Krauthammer mentioned that America and its allies were successful in instilling democracy in Germany, Japan and South Korea. He is making a comparison here, to Iraq, Afghanistan and Pakistan, where U.S. influence has had little impact in encouraging the development of democracy. But he doesn't stop to think that democracy took hold in those countries precisely because they were first industrial nations. Workers in those nations had a stake in the industrialization of those nations and participated directly in it. They developed unions and similar institution that counterbalance and challenged governments. In time the citizens of those countries leveraged that participation into more individual rights. Industrialization in those countries gave people a voice and the leverage because without them industrialization could not have continued. Industrialization also created wealth for these workers which in tern they invested in property, further enhancing their stake in their countries and their prospects for more democracy.

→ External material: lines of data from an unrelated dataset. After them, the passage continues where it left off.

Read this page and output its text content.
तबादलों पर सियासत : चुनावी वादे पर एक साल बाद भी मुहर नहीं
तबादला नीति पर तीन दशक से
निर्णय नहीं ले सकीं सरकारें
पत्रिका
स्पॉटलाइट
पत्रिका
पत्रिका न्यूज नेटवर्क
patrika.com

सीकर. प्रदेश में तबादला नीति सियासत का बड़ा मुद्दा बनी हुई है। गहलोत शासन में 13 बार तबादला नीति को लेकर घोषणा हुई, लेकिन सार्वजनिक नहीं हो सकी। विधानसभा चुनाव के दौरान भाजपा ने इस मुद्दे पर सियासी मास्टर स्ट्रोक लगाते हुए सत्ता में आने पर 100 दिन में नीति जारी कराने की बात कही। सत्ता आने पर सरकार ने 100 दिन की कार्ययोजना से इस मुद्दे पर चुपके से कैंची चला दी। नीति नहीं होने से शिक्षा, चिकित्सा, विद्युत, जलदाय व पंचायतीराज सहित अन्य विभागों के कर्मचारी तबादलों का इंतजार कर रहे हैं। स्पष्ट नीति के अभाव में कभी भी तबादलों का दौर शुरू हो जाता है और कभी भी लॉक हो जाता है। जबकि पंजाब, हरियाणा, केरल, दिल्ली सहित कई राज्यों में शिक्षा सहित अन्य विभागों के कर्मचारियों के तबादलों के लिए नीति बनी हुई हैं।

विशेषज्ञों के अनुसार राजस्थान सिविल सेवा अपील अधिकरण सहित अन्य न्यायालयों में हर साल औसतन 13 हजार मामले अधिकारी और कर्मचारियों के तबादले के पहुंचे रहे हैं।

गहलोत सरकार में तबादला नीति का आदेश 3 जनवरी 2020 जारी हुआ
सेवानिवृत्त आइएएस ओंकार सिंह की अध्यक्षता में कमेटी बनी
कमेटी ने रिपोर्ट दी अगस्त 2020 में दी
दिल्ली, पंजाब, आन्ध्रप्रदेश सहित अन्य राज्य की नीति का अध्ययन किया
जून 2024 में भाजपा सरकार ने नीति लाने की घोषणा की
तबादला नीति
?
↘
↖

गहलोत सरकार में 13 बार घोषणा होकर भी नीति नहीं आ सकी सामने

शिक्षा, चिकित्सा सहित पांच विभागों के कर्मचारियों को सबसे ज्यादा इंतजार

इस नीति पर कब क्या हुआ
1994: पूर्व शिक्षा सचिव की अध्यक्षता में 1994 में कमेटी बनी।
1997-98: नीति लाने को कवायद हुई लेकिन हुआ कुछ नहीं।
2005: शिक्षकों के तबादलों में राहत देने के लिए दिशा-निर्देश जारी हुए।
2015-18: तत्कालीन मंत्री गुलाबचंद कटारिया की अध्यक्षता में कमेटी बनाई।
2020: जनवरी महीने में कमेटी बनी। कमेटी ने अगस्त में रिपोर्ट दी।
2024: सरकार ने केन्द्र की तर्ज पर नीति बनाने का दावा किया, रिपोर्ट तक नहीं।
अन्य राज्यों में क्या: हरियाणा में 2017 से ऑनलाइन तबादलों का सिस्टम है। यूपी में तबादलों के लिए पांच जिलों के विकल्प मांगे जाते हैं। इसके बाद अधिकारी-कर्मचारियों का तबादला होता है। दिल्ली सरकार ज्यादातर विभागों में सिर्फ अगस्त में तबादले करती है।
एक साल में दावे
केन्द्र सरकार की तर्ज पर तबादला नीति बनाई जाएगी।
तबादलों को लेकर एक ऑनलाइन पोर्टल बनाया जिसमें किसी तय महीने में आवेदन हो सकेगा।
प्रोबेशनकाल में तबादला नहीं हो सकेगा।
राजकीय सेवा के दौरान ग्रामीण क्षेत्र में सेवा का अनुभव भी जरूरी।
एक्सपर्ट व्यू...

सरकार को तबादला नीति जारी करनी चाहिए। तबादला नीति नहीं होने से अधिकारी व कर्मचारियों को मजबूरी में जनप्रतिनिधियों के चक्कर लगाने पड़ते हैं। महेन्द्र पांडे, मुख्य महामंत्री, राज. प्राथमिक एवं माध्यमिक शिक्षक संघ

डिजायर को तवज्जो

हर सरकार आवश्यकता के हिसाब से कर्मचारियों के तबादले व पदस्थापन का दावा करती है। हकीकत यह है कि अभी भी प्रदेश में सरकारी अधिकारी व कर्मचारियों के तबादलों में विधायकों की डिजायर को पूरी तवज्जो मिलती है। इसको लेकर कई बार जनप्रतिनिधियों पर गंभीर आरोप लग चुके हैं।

It is interesting, though, how capitalism and the freedom of individual economic activity have taken hold in Russia and China in comparison to the Muslim world. The economic dynamics are totally different. I think the difference has to do with what happen under communism in those two countries. Communism discouraged and band religion. When communism collapsed religion did not exist as a hindrance to individual economic activity as it has done in the Muslim world. In Russian and China men and women equally participate in economics. In creating secular states communism readied countries for individual economic participation, which one day will lead to political emancipate.
Arthur Schlesinger Jr. made this cleaver observation: "Democracy is impossible without private ownership because private property - resources beyond the arbitrary reach of the state - provides the only secure basis for political opposition and intellectual freedom."
I think that observation, with what occurred in Germany, Japan and South Korea provides ample evidence to the axiom that economic liberalization eventually leads to democracy. Democratization is slowly occurring in Russia and China because people there are becoming wealthier and individual property owners.